A family claims it was kicked off a flight for refusing to give up a child's seat.
US airline Delta has come under fire for its treatment of the family, who were flying from Hawaii to Los Angeles last month.
A YouTube video, which has been viewed over two million times, shows Brian Schear arguing that he has paid for the seat, while crew members argue with him, on a flight Mr Schear claims was overbooked.
Mr Schear said he had originally booked the seat for his older son, who had taken an earlier flight to make sure one of his other children would have a seat.
One crew member initially told him that his other son owned the seat so the toddler could not sit there.
His two-year-old was sitting in a child safety seat, which crew members then claimed was banned under Federal Aviation Administration (FAA) regulations and said the child would have to sit in an adult's lap. However, the BBC reports that this is at odds with Delta's published advice, which says that for children under two years "we recommend you purchase a seat on the aircraft and use an approved child safety seat".
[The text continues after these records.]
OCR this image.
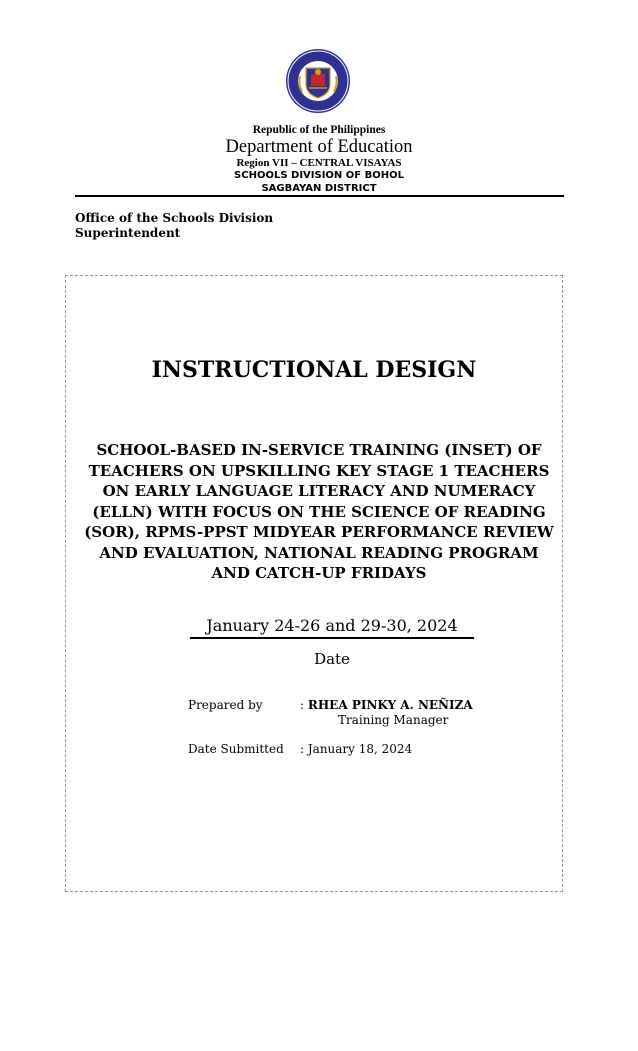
Republic of the Philippines
Department of Education
Region VII – CENTRAL VISAYAS
SCHOOLS DIVISION OF BOHOL
SAGBAYAN DISTRICT
Office of the Schools Division
Superintendent
INSTRUCTIONAL DESIGN
SCHOOL-BASED IN-SERVICE TRAINING (INSET) OF
TEACHERS ON UPSKILLING KEY STAGE 1 TEACHERS
ON EARLY LANGUAGE LITERACY AND NUMERACY
(ELLN) WITH FOCUS ON THE SCIENCE OF READING
(SOR), RPMS-PPST MIDYEAR PERFORMANCE REVIEW
AND EVALUATION, NATIONAL READING PROGRAM
AND CATCH-UP FRIDAYS
January 24-26 and 29-30, 2024
Date
Prepared by	: RHEA PINKY A. NEÑIZA
Training Manager
Date Submitted : January 18, 2024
The company's advice says an infant under two may be held in a parent's lap if they choose.
The FAA's website also "strongly urges" parents to put young children in a safety device in their own seat.
In the argument, an airline employee told Mr Schear "the plane is not going to move... we can all sit here all night if that's what you guys want to do".
Despite Mr Schear later relenting and agreeing to hold the child, the crew member told him the family was being removed from the plane because "it's come too far".
When he responded that there was nowhere for his family, including two infants, to go and no more flights, the crew member can be heard saying: "You guys are on your own."
Delta has since said it was "sorry for the unfortunate experience" and would compensate the family.
According to the Metro, the airline said: "We are sorry for the unfortunate experience our customers had with Delta, and we've reached out to them to refund their travel and provide additional compensation."